Felecia Commodore, an assistant professor in the Darden College of Education’s Department of Educational Foundations & Leadership at Old Dominion University in Norfolk, Virginia, studies the leadership of the nation’s historically Black colleges and universities.
Commodore said there are unique aspects to HBCUs and unique challenges for administrators who run the institutions. Students who attend the schools are more likely to be the first in their families to attend college, and to receive Pell Grant funding. “It creates a difficult environment for leadership at these facilities,” she said. This difficult environment produces a high rate of turnover in HBCU leadership positions.
Further complicating the situation is that nearly 60 percent of sitting university presidents are over the age of 60. This presents the question of who will be the next generation of HBCU leaders.
Dr. Commodore, funded with a grant from the ECMC Foundation in Los Angeles and the Kresge Foundation in Troy, Michigan, is organizing a series of seminars designed to prepare scholars to become future HBCU leaders. The first of these sessions will take place this November.

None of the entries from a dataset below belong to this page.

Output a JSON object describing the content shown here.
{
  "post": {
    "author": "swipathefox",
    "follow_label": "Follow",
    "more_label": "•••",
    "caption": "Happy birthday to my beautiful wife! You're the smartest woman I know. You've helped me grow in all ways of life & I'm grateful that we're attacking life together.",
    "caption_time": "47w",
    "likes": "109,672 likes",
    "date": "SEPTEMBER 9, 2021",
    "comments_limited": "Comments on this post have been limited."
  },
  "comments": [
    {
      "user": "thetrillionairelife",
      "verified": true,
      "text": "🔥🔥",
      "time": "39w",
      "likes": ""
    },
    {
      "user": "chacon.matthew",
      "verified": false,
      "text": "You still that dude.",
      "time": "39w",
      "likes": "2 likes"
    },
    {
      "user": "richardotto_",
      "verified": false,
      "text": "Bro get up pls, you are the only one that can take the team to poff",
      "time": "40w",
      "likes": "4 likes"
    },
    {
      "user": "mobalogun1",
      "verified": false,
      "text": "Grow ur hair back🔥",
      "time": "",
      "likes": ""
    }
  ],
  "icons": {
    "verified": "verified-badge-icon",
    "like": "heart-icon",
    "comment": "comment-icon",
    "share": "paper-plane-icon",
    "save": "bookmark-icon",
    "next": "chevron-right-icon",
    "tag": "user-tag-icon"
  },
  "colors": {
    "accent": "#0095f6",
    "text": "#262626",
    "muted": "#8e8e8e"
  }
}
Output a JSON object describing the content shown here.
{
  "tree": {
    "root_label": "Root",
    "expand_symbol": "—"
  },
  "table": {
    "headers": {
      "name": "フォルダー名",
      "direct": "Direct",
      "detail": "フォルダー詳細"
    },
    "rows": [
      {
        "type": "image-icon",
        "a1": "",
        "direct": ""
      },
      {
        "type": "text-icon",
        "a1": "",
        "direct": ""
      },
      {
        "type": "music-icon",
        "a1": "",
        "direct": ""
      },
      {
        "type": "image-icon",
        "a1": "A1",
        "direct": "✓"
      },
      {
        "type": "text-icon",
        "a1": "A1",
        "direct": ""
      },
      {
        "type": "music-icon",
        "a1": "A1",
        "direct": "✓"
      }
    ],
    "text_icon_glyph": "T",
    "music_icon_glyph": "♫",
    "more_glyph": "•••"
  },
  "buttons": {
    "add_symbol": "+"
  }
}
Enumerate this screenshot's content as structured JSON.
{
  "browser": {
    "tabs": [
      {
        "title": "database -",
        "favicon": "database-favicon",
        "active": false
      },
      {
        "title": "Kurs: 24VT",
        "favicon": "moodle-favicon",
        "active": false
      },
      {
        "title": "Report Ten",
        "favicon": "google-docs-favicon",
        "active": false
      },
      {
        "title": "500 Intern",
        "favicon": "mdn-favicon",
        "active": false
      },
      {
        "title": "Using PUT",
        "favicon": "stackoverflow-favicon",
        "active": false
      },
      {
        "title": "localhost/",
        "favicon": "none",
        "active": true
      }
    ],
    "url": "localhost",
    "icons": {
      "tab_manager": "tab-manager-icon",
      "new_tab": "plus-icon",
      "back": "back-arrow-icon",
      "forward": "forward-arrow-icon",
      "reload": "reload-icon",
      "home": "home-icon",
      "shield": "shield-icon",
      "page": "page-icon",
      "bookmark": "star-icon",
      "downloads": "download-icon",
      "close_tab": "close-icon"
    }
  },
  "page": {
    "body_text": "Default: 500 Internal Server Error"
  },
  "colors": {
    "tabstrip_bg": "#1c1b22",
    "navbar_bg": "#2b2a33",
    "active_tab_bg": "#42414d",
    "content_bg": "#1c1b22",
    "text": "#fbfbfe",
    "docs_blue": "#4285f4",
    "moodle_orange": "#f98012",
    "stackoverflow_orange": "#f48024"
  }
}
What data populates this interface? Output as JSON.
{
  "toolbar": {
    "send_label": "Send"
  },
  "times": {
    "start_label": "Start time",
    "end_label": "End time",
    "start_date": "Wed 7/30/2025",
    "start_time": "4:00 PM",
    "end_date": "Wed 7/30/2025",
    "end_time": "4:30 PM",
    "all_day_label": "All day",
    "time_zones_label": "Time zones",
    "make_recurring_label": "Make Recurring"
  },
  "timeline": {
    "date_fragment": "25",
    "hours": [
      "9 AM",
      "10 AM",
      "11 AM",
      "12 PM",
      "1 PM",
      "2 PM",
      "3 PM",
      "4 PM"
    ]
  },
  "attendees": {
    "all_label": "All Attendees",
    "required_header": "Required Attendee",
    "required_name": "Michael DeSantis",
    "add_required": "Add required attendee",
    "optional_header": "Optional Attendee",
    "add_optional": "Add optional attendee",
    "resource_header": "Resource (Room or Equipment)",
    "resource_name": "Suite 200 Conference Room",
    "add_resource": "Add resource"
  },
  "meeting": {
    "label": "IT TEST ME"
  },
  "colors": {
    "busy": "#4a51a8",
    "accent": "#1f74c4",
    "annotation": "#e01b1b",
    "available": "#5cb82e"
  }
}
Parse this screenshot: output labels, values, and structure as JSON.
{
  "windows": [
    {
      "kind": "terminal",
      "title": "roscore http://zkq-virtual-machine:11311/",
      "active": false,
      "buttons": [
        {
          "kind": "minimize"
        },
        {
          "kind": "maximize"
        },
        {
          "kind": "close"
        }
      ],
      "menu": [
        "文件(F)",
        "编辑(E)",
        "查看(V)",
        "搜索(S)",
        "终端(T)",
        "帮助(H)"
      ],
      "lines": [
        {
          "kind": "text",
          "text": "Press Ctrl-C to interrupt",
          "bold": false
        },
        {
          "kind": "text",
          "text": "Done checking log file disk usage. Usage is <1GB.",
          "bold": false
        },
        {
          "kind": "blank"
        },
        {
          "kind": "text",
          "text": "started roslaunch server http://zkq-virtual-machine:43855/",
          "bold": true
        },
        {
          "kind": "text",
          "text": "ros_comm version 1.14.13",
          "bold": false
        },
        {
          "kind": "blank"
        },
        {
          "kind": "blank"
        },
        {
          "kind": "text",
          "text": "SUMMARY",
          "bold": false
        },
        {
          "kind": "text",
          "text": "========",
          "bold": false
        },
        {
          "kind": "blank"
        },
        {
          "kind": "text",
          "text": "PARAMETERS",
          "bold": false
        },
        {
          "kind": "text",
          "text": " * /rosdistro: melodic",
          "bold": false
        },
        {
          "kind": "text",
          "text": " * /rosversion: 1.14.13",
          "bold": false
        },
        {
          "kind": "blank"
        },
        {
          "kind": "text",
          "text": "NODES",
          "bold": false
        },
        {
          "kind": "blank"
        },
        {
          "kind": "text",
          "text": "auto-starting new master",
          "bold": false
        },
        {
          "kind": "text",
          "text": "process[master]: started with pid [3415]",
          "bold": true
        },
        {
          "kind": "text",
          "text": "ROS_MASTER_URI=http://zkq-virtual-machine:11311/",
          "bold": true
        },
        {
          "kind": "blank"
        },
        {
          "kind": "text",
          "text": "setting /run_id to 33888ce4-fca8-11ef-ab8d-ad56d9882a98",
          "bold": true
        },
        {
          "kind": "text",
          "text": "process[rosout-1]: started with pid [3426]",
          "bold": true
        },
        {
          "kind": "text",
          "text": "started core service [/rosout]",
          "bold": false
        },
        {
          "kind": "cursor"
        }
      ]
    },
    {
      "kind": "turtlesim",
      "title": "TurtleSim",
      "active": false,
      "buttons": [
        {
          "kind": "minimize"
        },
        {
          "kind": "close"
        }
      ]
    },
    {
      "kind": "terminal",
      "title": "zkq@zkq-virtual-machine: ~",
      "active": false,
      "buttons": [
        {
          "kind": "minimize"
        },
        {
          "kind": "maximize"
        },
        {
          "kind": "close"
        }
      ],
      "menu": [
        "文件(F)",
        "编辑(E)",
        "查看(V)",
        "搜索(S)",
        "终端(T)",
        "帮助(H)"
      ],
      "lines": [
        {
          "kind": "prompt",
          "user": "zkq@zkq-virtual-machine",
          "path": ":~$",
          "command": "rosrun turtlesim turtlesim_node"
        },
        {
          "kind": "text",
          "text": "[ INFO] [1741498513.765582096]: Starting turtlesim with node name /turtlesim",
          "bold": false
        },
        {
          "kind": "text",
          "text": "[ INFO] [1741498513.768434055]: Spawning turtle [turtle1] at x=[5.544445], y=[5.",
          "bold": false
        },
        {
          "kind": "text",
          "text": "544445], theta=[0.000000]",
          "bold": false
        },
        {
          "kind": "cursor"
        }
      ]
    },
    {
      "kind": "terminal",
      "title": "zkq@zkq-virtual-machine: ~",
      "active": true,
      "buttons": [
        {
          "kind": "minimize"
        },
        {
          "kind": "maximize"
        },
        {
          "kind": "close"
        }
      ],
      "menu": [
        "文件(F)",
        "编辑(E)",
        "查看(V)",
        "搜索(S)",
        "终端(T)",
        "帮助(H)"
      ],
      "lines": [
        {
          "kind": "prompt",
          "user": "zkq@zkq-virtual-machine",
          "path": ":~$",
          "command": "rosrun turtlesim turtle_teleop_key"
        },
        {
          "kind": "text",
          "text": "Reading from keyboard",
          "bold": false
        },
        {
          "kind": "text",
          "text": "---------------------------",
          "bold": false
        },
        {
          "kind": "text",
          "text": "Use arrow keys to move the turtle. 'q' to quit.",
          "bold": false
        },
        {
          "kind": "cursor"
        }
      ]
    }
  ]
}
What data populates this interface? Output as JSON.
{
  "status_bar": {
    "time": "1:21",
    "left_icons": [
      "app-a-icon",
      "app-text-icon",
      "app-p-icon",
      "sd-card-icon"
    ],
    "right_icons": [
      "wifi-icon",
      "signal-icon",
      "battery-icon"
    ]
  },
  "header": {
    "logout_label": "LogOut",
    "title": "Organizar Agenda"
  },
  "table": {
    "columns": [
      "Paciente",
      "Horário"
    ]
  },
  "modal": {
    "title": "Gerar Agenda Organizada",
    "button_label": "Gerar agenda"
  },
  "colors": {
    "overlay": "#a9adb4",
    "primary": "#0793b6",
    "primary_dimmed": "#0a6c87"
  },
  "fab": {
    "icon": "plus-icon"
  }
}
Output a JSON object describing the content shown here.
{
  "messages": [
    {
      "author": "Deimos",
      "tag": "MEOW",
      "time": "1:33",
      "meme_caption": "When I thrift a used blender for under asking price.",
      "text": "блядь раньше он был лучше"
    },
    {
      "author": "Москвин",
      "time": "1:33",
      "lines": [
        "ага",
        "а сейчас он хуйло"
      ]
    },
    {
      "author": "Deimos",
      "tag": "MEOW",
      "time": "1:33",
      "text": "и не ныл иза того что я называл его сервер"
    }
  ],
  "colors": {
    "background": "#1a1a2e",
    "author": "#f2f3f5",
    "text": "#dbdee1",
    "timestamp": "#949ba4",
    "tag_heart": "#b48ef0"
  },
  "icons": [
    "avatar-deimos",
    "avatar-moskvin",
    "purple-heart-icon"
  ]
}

“We are fortifying and identifying a HBCU presidential pipeline,” Dr. Commodore said. “There is a serious issue of turnover among senior leadership at these institutions, and there are inherent tools that HBCU presidents will need moving forward in the 21st century.”
Dr. Commodore is a graduate of Drexel University in Philadelphia, where she majored in marketing. She holds a master’s degree from the University of Maryland, College Park and a Ph.D. in higher education from the University of Pennsylvania.